Ras el hanout is worth sourcing properly — a decent blend from a spice shop costs very little and carries the characteristic profile of the dish. In a pinch, combine equal parts ground cumin, coriander, cinnamon, and ginger with a small pinch of cardamom and turmeric. It will not be identical, but it will be functional.
Moroccan Pastilla: The Sweet-Savory Pie English Readers Never Get Right
Moroccan
Mains
|
Prep Time
50 minutes
|
Cook Time
45 minutes
|
Total Time
1h35
|
Servings
6 portions
|
A layered Moroccan pie of spiced chicken, soft egg curd, and toasted almonds enclosed in crisp buttered phyllo, finished with powdered sugar and cinnamon. Make the filling the day before. The assembly is faster than it looks.
Ingredients
- 6 bone-in chicken thighs (approx. 900g total)
- 2 medium yellow onions, thinly sliced
- 2 tsp ras el hanout
- 1 tsp ground ginger
- 1 cinnamon stick
- 10 saffron threads, dissolved in 2 tbsp warm water
- 1 tbsp honey
- 250 ml water
- 4 eggs, lightly beaten
- 1 small bunch fresh cilantro, chopped
- 1 small bunch fresh flat-leaf parsley, chopped
- 100g blanched almonds
- 30g powdered sugar, plus extra for dusting
- 1.5 tsp ground cinnamon, plus extra for dusting
- 12-14 sheets commercial phyllo pastry, thawed overnight in fridge
- 120g clarified butter, melted
- salt and black pepper to taste
Instructions
- 1Heat 1 tbsp clarified butter in a deep, wide pan over medium-high. Brown the chicken thighs on all sides until deep gold, about 4 minutes per side. Remove and set aside.
- 2In the same pan, cook the onions over medium heat for 8 minutes until soft and translucent. Add the ras el hanout, ground ginger, and cinnamon stick. Stir for 1 minute.
- 3Return the chicken to the pan. Add the saffron water, honey, and plain water. Cover and simmer on low heat for 45 minutes. The liquid should reduce to a thick, coating sauce.
- 4Remove the chicken. When cool enough to handle, pull the meat off the bone and shred coarsely. Discard the cinnamon stick.
- 5Return shredded chicken to the pan over low heat. Stir in the beaten eggs and move them gently through the warm mixture until they just set in soft curds. Add the chopped cilantro and parsley. Season with salt and pepper. Remove from heat and cool completely.

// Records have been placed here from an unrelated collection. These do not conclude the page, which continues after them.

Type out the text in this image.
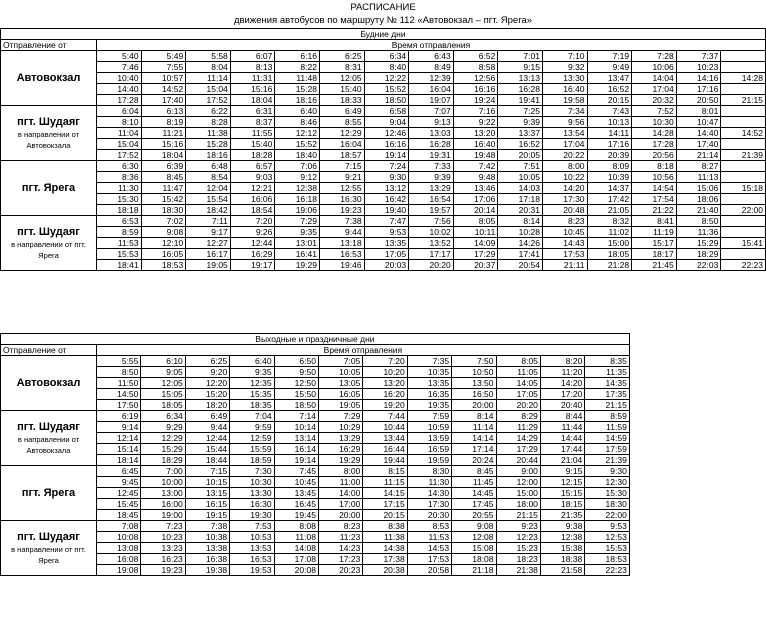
РАСПИСАНИЕ
движения автобусов по маршруту № 112 «Автовокзал – пгт. Ярега»
Будние дни															
Отправление от	Время отправления														
Автовокзал	5:40	5:49	5:58	6:07	6:16	6:25	6:34	6:43	6:52	7:01	7:10	7:19	7:28	7:37	
	7:46	7:55	8:04	8:13	8:22	8:31	8:40	8:49	8:58	9:15	9:32	9:49	10:06	10:23	
	10:40	10:57	11:14	11:31	11:48	12:05	12:22	12:39	12:56	13:13	13:30	13:47	14:04	14:16	14:28
	14:40	14:52	15:04	15:16	15:28	15:40	15:52	16:04	16:16	16:28	16:40	16:52	17:04	17:16	
	17:28	17:40	17:52	18:04	18:16	18:33	18:50	19:07	19:24	19:41	19:58	20:15	20:32	20:50	21:15
пгт. Шудаяг
в направлении от Автовокзала	6:04	6:13	6:22	6:31	6:40	6:49	6:58	7:07	7:16	7:25	7:34	7:43	7:52	8:01	
	8:10	8:19	8:28	8:37	8:46	8:55	9:04	9:13	9:22	9:39	9:56	10:13	10:30	10:47	
	11:04	11:21	11:38	11:55	12:12	12:29	12:46	13:03	13:20	13:37	13:54	14:11	14:28	14:40	14:52
	15:04	15:16	15:28	15:40	15:52	16:04	16:16	16:28	16:40	16:52	17:04	17:16	17:28	17:40	
	17:52	18:04	18:16	18:28	18:40	18:57	19:14	19:31	19:48	20:05	20:22	20:39	20:56	21:14	21:39
пгт. Ярега	6:30	6:39	6:48	6:57	7:06	7:15	7:24	7:33	7:42	7:51	8:00	8:09	8:18	8:27	
	8:36	8:45	8:54	9:03	9:12	9:21	9:30	9:39	9:48	10:05	10:22	10:39	10:56	11:13	
	11:30	11:47	12:04	12:21	12:38	12:55	13:12	13:29	13:46	14:03	14:20	14:37	14:54	15:06	15:18
	15:30	15:42	15:54	16:06	16:18	16:30	16:42	16:54	17:06	17:18	17:30	17:42	17:54	18:06	
	18:18	18:30	18:42	18:54	19:06	19:23	19:40	19:57	20:14	20:31	20:48	21:05	21:22	21:40	22:00
пгт. Шудаяг
в направлении от пгт. Ярега	6:53	7:02	7:11	7:20	7:29	7:38	7:47	7:56	8:05	8:14	8:23	8:32	8:41	8:50	
	8:59	9:08	9:17	9:26	9:35	9:44	9:53	10:02	10:11	10:28	10:45	11:02	11:19	11:36	
	11:53	12:10	12:27	12:44	13:01	13:18	13:35	13:52	14:09	14:26	14:43	15:00	15:17	15:29	15:41
	15:53	16:05	16:17	16:29	16:41	16:53	17:05	17:17	17:29	17:41	17:53	18:05	18:17	18:29	
	18:41	18:53	19:05	19:17	19:29	19:46	20:03	20:20	20:37	20:54	21:11	21:28	21:45	22:03	22:23
Выходные и праздничные дни												
Отправление от	Время отправления											
Автовокзал	5:55	6:10	6:25	6:40	6:50	7:05	7:20	7:35	7:50	8:05	8:20	8:35
	8:50	9:05	9:20	9:35	9:50	10:05	10:20	10:35	10:50	11:05	11:20	11:35
	11:50	12:05	12:20	12:35	12:50	13:05	13:20	13:35	13:50	14:05	14:20	14:35
	14:50	15:05	15:20	15:35	15:50	16:05	16:20	16:35	16:50	17:05	17:20	17:35
	17:50	18:05	18:20	18:35	18:50	19:05	19:20	19:35	20:00	20:20	20:40	21:15
пгт. Шудаяг
в направлении от Автовокзала	6:19	6:34	6:49	7:04	7:14	7:29	7:44	7:59	8:14	8:29	8:44	8:59
	9:14	9:29	9:44	9:59	10:14	10:29	10:44	10:59	11:14	11:29	11:44	11:59
	12:14	12:29	12:44	12:59	13:14	13:29	13:44	13:59	14:14	14:29	14:44	14:59
	15:14	15:29	15:44	15:59	16:14	16:29	16:44	16:59	17:14	17:29	17:44	17:59
	18:14	18:29	18:44	18:59	19:14	19:29	19:44	19:59	20:24	20:44	21:04	21:39
пгт. Ярега	6:45	7:00	7:15	7:30	7:45	8:00	8:15	8:30	8:45	9:00	9:15	9:30
	9:45	10:00	10:15	10:30	10:45	11:00	11:15	11:30	11:45	12:00	12:15	12:30
	12:45	13:00	13:15	13:30	13:45	14:00	14:15	14:30	14:45	15:00	15:15	15:30
	15:45	16:00	16:15	16:30	16:45	17:00	17:15	17:30	17:45	18:00	18:15	18:30
	18:45	19:00	19:15	19:30	19:45	20:00	20:15	20:30	20:55	21:15	21:35	22:00
пгт. Шудаяг
в направлении от пгт. Ярега	7:08	7:23	7:38	7:53	8:08	8:23	8:38	8:53	9:08	9:23	9:38	9:53
	10:08	10:23	10:38	10:53	11:08	11:23	11:38	11:53	12:08	12:23	12:38	12:53
	13:08	13:23	13:38	13:53	14:08	14:23	14:38	14:53	15:08	15:23	15:38	15:53
	16:08	16:23	16:38	16:53	17:08	17:23	17:38	17:53	18:08	18:23	18:38	18:53
	19:08	19:23	19:38	19:53	20:08	20:23	20:38	20:58	21:18	21:38	21:58	22:23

- 6Toast the almonds in a dry skillet over medium heat for 4 minutes, stirring regularly. Cool, then grind coarsely (not to a powder). Mix with the powdered sugar and ground cinnamon. Set aside.
- 7Preheat the oven to 200°C (400°F). Brush a 28 cm round oven-safe pan or skillet with clarified butter.

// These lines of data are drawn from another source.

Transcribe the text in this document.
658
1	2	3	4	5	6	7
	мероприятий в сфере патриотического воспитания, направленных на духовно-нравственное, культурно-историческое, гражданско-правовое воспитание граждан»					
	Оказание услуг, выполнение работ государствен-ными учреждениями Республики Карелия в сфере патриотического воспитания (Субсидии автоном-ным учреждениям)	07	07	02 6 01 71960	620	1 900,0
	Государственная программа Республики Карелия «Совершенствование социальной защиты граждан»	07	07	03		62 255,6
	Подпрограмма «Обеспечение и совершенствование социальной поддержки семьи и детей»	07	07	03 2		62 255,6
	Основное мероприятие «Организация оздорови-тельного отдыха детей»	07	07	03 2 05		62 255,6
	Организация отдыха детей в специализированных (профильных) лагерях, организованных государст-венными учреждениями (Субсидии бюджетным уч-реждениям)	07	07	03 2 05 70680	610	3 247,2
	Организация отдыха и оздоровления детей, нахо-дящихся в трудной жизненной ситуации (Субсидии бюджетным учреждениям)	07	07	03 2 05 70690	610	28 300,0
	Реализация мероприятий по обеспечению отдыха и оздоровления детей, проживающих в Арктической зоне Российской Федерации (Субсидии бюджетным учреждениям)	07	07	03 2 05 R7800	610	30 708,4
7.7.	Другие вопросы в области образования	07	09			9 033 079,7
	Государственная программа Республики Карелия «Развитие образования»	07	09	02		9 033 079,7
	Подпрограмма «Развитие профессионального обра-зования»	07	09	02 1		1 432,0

- 8Layer 7 phyllo sheets into the pan one at a time, brushing each generously with clarified butter. Let the sheets overhang the rim by at least 8 cm all around.
- 9Spread the chicken-egg filling evenly over the phyllo base. Spread the almond mixture evenly on top.

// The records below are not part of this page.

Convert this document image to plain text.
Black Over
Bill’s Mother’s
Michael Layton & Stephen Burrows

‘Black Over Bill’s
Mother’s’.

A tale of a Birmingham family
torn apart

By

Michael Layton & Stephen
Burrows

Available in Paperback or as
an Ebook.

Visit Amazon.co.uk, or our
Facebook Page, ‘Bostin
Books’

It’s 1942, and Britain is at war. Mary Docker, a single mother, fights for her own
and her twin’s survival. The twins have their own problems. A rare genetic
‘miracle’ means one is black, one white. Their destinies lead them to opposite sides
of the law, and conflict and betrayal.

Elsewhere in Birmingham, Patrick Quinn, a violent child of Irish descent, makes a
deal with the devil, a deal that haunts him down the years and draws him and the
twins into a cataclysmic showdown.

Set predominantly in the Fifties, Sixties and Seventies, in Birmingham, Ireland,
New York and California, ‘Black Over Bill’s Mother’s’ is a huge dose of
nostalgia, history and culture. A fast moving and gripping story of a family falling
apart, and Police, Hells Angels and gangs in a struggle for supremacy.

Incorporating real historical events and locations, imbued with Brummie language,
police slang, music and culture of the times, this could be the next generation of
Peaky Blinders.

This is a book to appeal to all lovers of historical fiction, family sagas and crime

- 10Layer 4 more phyllo sheets on top, brushing each with butter. Fold the overhanging base sheets up and over the top layers, pressing gently to seal the edge. Brush the entire top surface with butter.
- 11Refrigerate the assembled pastilla for at least 30 minutes.
- 12Bake for 20-25 minutes until the surface is a deep, even amber. Invert onto a wire rack for 2 minutes, then transfer back onto a serving tray.
- 13Dust with powdered sugar and ground cinnamon in a crosshatch or lattice pattern. Cut with a serrated knife using a single firm downward stroke. Serve immediately.
Notes
• The filling can be made up to 24 hours ahead and stored in the fridge. It must be fully cold before assembly — warm filling softens the phyllo before it reaches the oven.
• Apply the powdered sugar and cinnamon dusting only after the pastilla has rested 5 minutes out of the oven. On a hot surface it dissolves into the phyllo and becomes invisible.
• Clarified butter is not optional here. Its lower water content is what allows the phyllo to crisp rapidly at high heat. Whole butter produces a softer, paler crust.
• Leftovers reheat on a wire rack at 200°C (400°F) for 8 minutes. Do not use a microwave.